OUR PROJECT
The NVIDIA Triton Deployment Engineer will support the deployment of NVIDIA-accelerated AI models to edge devices in regulated, real-world environments. This role focuses on production-grade model deployment, automation, and lifecycle management, rather than research or model development. You will own the end-to-end process of converting, optimizing, packaging, deploying, and updating trained AI models on edge systems using NVIDIA Triton Inference Server and AWS-based automation.
This is a contract position that will be 100% remote and you can expect very competitive pay.
WHO WE ARE LOOKING FOR
We are looking for a NVIDIA Triton Deployment Engineer with deep experience operationalizing AI models in GPU and edge environments. The ideal candidate is comfortable managing the full deployment lifecycle—from model optimization to edge delivery—while automating workflows in the cloud.
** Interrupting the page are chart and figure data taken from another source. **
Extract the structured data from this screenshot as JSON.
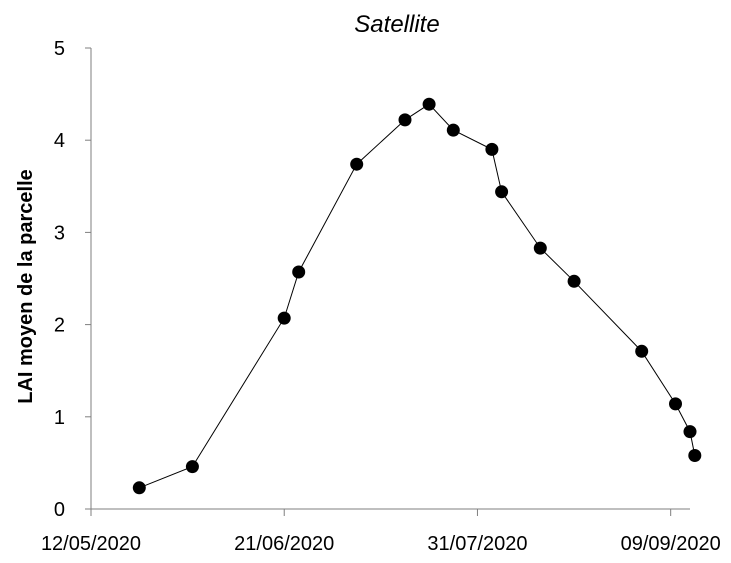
{
  "chart_data": {
    "type": "line",
    "title": "Satellite",
    "xlabel": "",
    "ylabel": "LAI moyen de la parcelle",
    "xlim": [
      "2020-05-12",
      "2020-09-13"
    ],
    "ylim": [
      0,
      5
    ],
    "x_ticks": [
      "2020-05-12",
      "2020-06-21",
      "2020-07-31",
      "2020-09-09"
    ],
    "x_tick_labels": [
      "12/05/2020",
      "21/06/2020",
      "31/07/2020",
      "09/09/2020"
    ],
    "y_ticks": [
      0,
      1,
      2,
      3,
      4,
      5
    ],
    "y_tick_labels": [
      "0",
      "1",
      "2",
      "3",
      "4",
      "5"
    ],
    "grid": false,
    "colors": {
      "line": "#000000",
      "marker": "#000000",
      "axis": "#7f7f7f"
    },
    "series": [
      {
        "x": [
          "2020-05-22",
          "2020-06-02",
          "2020-06-21",
          "2020-06-24",
          "2020-07-06",
          "2020-07-16",
          "2020-07-21",
          "2020-07-26",
          "2020-08-03",
          "2020-08-05",
          "2020-08-13",
          "2020-08-20",
          "2020-09-03",
          "2020-09-10",
          "2020-09-13",
          "2020-09-14"
        ],
        "y": [
          0.23,
          0.46,
          2.07,
          2.57,
          3.74,
          4.22,
          4.39,
          4.11,
          3.9,
          3.44,
          2.83,
          2.47,
          1.71,
          1.14,
          0.84,
          0.58
        ]
      }
    ]
  }
}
You have a strong understanding of Triton, TensorRT/ONNX integration, and GPU inference, and can collaborate effectively with ML, platform, and systems teams to deliver production-ready AI solutions.
We are interviewing qualified candidates immediately and will move into the offer stage quickly. If you are interested, please apply with an updated resume.
QUALIFICATIONS
- Hands-on experience with NVIDIA Triton Inference Server, including repository structure, ensembles, versioning, TensorRT, and ONNX.
- Proven experience deploying NVIDIA-accelerated models to edge devices.
- Experience converting, optimizing, packaging, and deploying AI models for production inference.
- Experience automating deployments using AWS (IAM, VPC, S3, KMS).
- Strong understanding of GPU-based inference and production deployment considerations.
Effective written and verbal communication skills are absolutely required for this role. You must be able to work LEGALLY in the United States as NO SPONSORSHIP will be provided. NO 3rd PARTIES.